ArgumentError (AWS EMR API Error (ValidationException): The supplied bootstrap action(s): 'Elasticity Bootstrap Action' are not supported by release 'emr-4.6.1'.):
    uri:classloader:/gems/elasticity-6.0.10/lib/elasticity/aws_session.rb:33:in `submit'
    uri:classloader:/gems/elasticity-6.0.10/lib/elasticity/emr.rb:302:in `run_job_flow'
    uri:classloader:/gems/elasticity-6.0.10/lib/elasticity/job_flow.rb:165:in `run'
    uri:classloader:/emr-etl-runner/lib/snowplow-emr-etl-runner/emr_job.rb:474:in `run'
    uri:classloader:/gems/contracts-0.11.0/lib/contracts/method_reference.rb:43:in `send_to'
    uri:classloader:/gems/contracts-0.11.0/lib/contracts/call_with.rb:76:in `call_with'
    uri:classloader:/gems/contracts-0.11.0/lib/contracts/method_handler.rb:138:in `block in redefine_method'
    uri:classloader:/emr-etl-runner/lib/snowplow-emr-etl-runner/runner.rb:74:in `run'
    uri:classloader:/gems/contracts-0.11.0/lib/contracts/method_reference.rb:43:in `send_to'
    uri:classloader:/gems/contracts-0.11.0/lib/contracts/call_with.rb:76:in `call_with'
    uri:classloader:/gems/contracts-0.11.0/lib/contracts/method_handler.rb:138:in `block in redefine_method'
    uri:classloader:/emr-etl-runner/bin/snowplow-emr-etl-runner:39:in `<main>'
    org/jruby/RubyKernel.java:973:in `load'
    uri:classloader:/META-INF/main.rb:1:in `<main>'
    org/jruby/RubyKernel.java:955:in `require'
    uri:classloader:/META-INF/main.rb:1:in `(root)'
    uri:classloader:/META-INF/jruby.home/lib/ruby/stdlib/rubygems/core_ext/kernel_require.rb:1:in `<main>'

conf

emr:
    ami_version: 4.6.1
    region: ap-south-1        # Always set this
    jobflow_role: EMR_EC2_DefaultRole # Created using $ aws emr create-default-roles
    service_role: EMR_DefaultRole     # Created using $ aws emr create-default-roles
    placement:     # Set this if not running in VPC. Leave blank otherwise
    ec2_subnet_id:  # Set this if running in VPC. Leave blank otherwise
    ec2_key_name: 
    bootstrap: []           # Set this to specify custom boostrap actions. Leave empty otherwise
    software:
      hbase: "0.92.0"              # Optional. To launch on cluster, provide version, "0.92.0", keep quotes. Leave empty otherwise.

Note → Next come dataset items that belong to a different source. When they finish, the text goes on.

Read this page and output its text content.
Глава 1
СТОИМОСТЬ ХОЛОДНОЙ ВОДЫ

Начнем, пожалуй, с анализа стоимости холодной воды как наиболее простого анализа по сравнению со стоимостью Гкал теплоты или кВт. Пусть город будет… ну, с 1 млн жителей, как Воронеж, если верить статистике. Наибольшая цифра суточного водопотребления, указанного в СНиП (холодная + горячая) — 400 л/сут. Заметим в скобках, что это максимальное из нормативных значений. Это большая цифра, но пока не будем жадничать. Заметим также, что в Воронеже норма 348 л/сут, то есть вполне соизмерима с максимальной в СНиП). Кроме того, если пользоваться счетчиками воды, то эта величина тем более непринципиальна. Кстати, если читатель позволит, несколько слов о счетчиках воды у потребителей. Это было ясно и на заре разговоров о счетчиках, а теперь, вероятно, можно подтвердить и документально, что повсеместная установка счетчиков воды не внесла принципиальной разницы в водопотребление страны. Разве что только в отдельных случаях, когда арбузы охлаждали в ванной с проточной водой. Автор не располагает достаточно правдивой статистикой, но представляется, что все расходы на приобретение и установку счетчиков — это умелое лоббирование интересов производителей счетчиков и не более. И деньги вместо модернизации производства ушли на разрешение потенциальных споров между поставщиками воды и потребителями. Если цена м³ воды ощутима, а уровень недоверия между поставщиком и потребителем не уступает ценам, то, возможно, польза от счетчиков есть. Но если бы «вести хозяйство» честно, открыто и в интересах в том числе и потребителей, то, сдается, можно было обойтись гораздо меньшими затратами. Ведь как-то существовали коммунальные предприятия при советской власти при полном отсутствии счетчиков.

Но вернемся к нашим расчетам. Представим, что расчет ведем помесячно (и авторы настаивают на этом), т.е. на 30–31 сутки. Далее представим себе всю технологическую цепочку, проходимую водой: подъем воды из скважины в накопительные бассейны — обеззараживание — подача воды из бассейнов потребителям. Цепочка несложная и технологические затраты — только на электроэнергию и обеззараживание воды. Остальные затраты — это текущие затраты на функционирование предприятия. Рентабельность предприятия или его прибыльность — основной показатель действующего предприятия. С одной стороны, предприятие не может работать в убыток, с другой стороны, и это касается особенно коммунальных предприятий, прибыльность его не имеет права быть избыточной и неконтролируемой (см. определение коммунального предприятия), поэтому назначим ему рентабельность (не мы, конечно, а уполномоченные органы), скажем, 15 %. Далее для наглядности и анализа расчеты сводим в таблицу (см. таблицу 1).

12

      lingual: "1.1"              # Optional. To launch on cluster, provide version, "1.1", keep quotes. Leave empty otherwise.

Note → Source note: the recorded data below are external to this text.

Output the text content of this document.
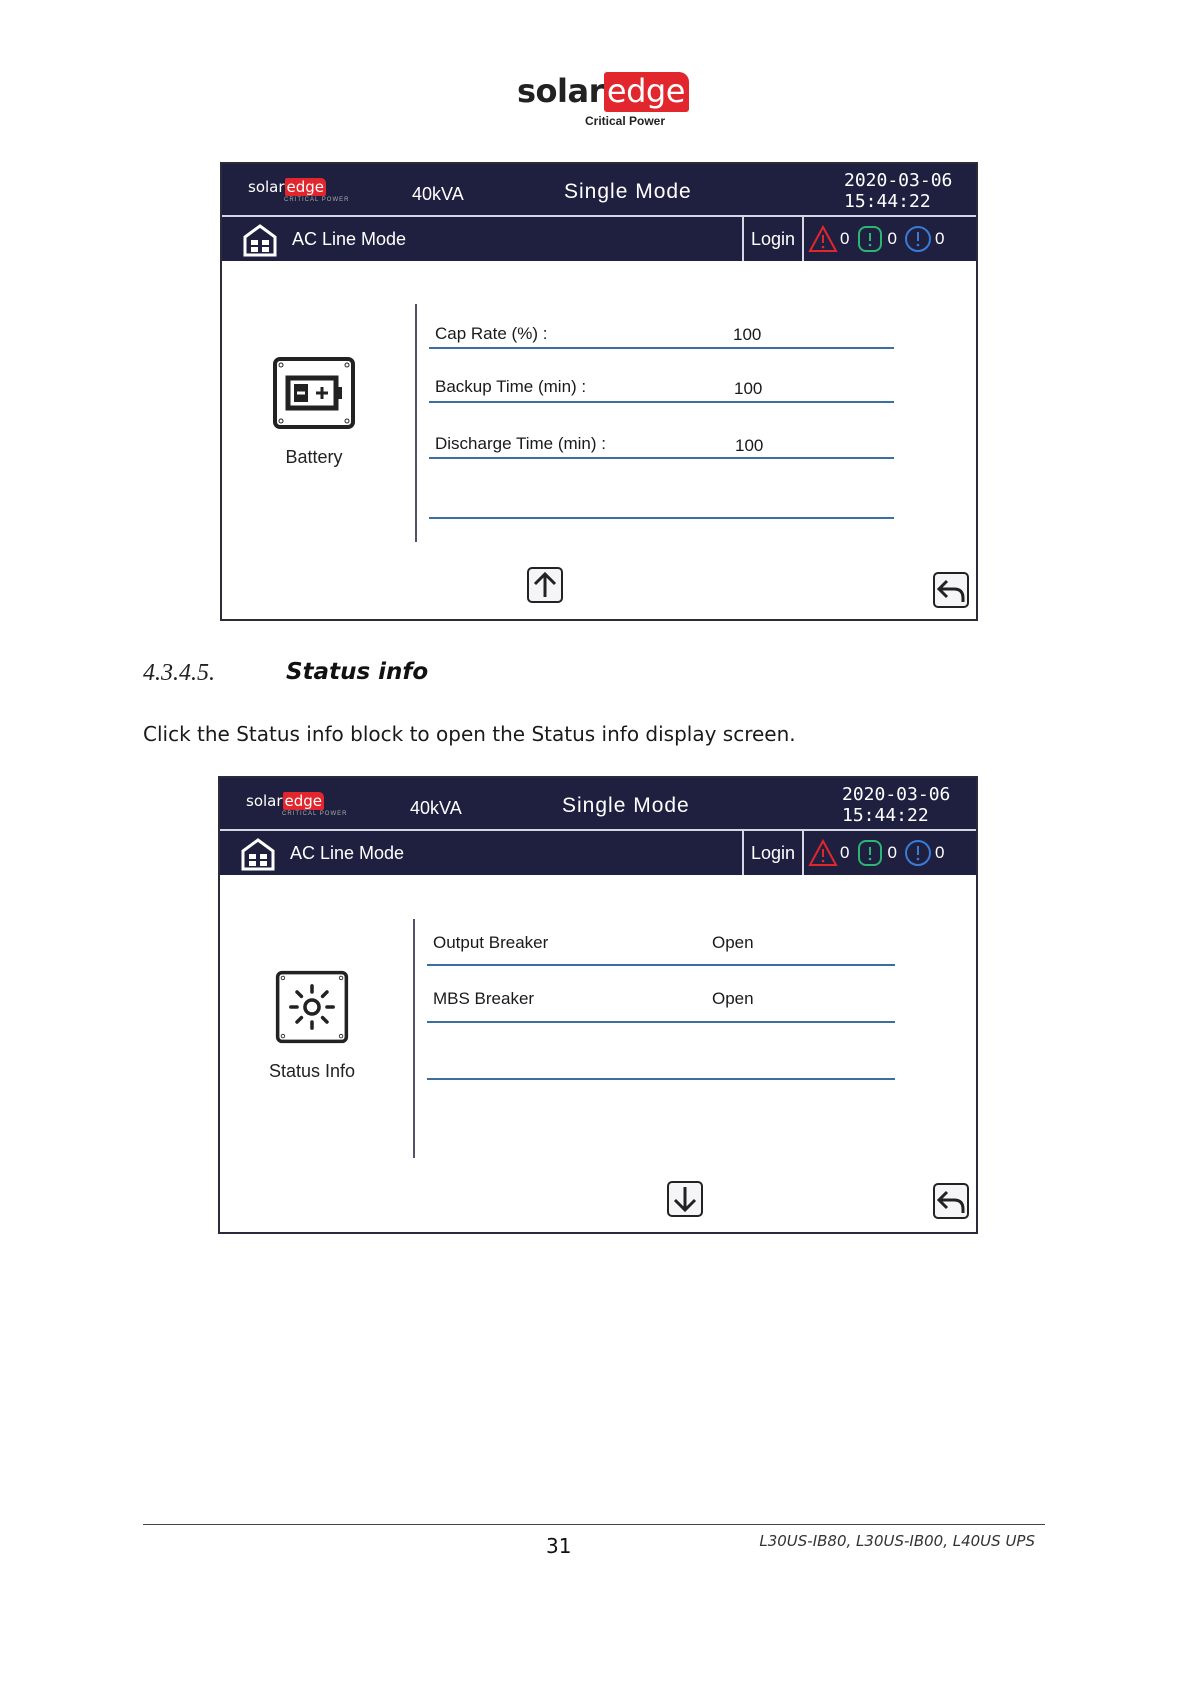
solaredge
Critical Power
solar edge
CRITICAL POWER	40kVA	Single Mode	2020-03-06
15:44:22
AC Line Mode	Login	0 0 0
Battery
Cap Rate (%) :	100
Backup Time (min) :	100
Discharge Time (min) :	100
4.3.4.5.	Status info
Click the Status info block to open the Status info display screen.
solar edge
CRITICAL POWER	40kVA	Single Mode	2020-03-06
15:44:22
AC Line Mode	Login	0 0 0
Status Info
Output Breaker	Open
MBS Breaker	Open
31	L30US-IB80, L30US-IB00, L40US UPS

    # Adjust your Hadoop cluster below
    jobflow:
      master_instance_type: m4.large
      core_instance_count: 2
      core_instance_type: m4.large
      core_instance_ebs:    # Optional. Attach an EBS volume to each core instance.
        volume_size: 100    # Gigabytes
        volume_type: "gp2"
        volume_iops: 400    # Optional. Will only be used if volume_type is "io1"
        ebs_optimized: false # Optional. Will default to true
      task_instance_count: 0 # Increase to use spot instances
      task_instance_type: m4.large
      task_instance_bid:  # In USD. Adjust bid, or leave blank for non-spot-priced (i.e. on-demand) task instances
    bootstrap_failure_tries: 3 # Number of times to attempt the job in the event of bootstrap failures
    additional_info:        # Optional JSON string for selecting additional features

Could you start a new thread for this topic?